The day that never was

0
224

Welcome, Dear Reader, to the day that never was. The day was perfect in every way. A gentle morning breeze flowing through the opened bedroom window carried with it the sound of a pair of gray morning doves cooing on the ground below. Cool air mixing with the warm sound of the doves caused the single occupant of the bed to stir.

Eyes slowly flickered open, first noticing the sunrise streaming in the windows then the bedside clock. The mother of five couldn’t remember the last time she had slept so long without interruption. Bare feet quickly hit cold wood floors, then she padded to the closet, pulling on a new night coat, a gift from her loving husband of twenty years, before turning towards the kitchen.

The clock read 8:20 a.m., well past time to make breakfast for her boys. She was surprised they weren’t already complaining that they were “starving.” The teenager was old enough she could find for herself.

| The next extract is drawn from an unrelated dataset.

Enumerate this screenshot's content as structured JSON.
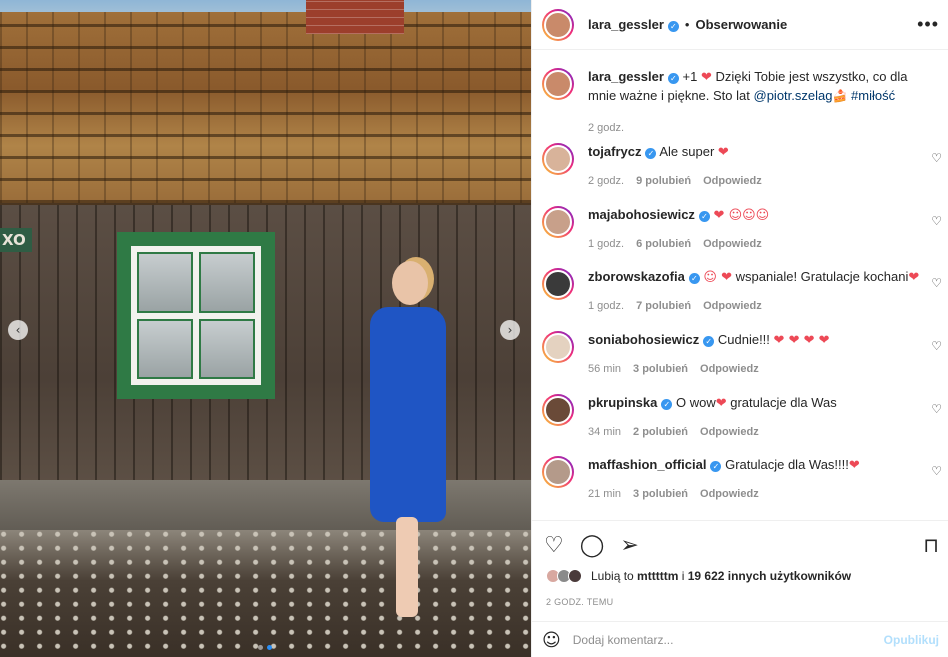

According to her, she was grown. She chuckled at the thought, and then walked into the kitchen to start breakfast. After all, even though it was Mothers Day, the work of a mother never stops. Or does it?

Making her way to the coffee maker, she switched it on, slipped a cup under before noticing her two youngest. They were already up, dressed, hair done, and playing without fighting – a rare, if ever, occurrence for the twin boys.

Watching them play, she smiled as her first sip of coffee brought with it warmth radiating from deep inside. She loved every moment about being a mom … especially mornings like this. But a moment of peace would be all she could hope for, soon the fighting would start and hungry mouths had to be fed.

Another sip of coffee and she asked, “Boys, what would you like for breakfast?” The answer she received was unexpected – it didn’t come from them.

Walking into the kitchen, the teenager made her way to the refrigerator, retrieved eggs and bacon, then started cooking breakfast. “I fed them already,” she said. “How would you like you eggs cooked?”

Stunned, the mom sat down at the table and looked around the room again while sipping her coffee. The floor had been swept without someone being asked. The twins were clothed and fed, and she hadn’t had to do it. It was summer, and her daughter was up before 10 and offering to cook her breakfast. Was she dreaming?

She rose replying somewhat bewilderedly, “Sunny side up.” Giving her daughter a kiss, she walked towards the laundry room. The huge pile of dirty clothes on the floor from the past week wasn’t going to wash it self. Or was it?

The last load of laundry was already tumbling in the dryer and the rest was neatly folded on the table next to it. Mom slowly walked back to her coffee, drained the cup and then asked, “You did the laundry? All the laundry?”

Her daughter slid two perfect sunny side up eggs onto a plate, along with bacon and a homemade biscuit. Placing the plate down in front of her mom, the teenager answered, “You shouldn’t have to cook or do laundry, and I’ll take care of the kids. It’s Mother’s Day. I’ve got this.”

The mom pinched herself to make sure she wasn’t still sleeping. And as she did, her perfect breakfast began to slowly fade away.

A gentle morning breeze flowing through the opened bedroom window carried with it the sound of a pair of gray morning doves cooing on the ground below. But cool air mixing with the warm sound of the doves wasn’t what caused the single occupant of the bed to stir. It was her twin boys that now were climbing under the covers to be with her.

“Wake up — Happy Mothers Day,” they giggled as they handed her their homemade card. Hugs and kisses were exchanged, and after ten minutes of snuggling the two rolled off the bed and scampered into the living room to play with their two older brothers. Now 7:05, it was well past time to make everyone breakfast. Our Mom’s bare feet quickly hit cold wood floors, then she padded to the closet pulling on a new night coat, a gift from Dad, before turning towards the kitchen.

“It’s mine.”

“No, it’s not. You played with it first yesterday.”

“Nuh-uh. It’s not fair!”

The first argument of the morning was already erupting from the living room. They must be hungry, she thought. Retrieving boxes of cereal from the pantry, she noticed the week’s worth of dirty clothes still on the laundry room floor, and the door to her teenager’s bedroom still closed.

Returning to the kitchen, she quickly fixed breakfast for her kids and, while they ate, sipped her first cup of coffee. To her surprise, the teenager came out of her room, gave her a hug and said, “Happy Mother’s Day. Love you.”

Then she started a load of laundry before grabbing a breakfast bar and disappearing back into her room. Finally finishing her coffee, the mom cleared the table as the sound of another argument starting floated up from the living room. A day without any arguments, or laundry, would be a day that never was.

She smiled at the thought and looked again at her homemade card – seven multi-colored stick figures holding hands in front of their house. A house full of love located on an old familiar street not so far away called Flamingo. To her, this day was simply perfect.

My mom said being a mom was the hardest job she ever had … and the most rewarding. I’ll always be thankful for all the love and kindness she gave to us five kids. She took the sharp edges off the world for us and without her I wouldn’t be the person I am today.

For all the mothers out there, thank you for all the caring and love you give to this world. It makes a difference. It certainly made a difference in me.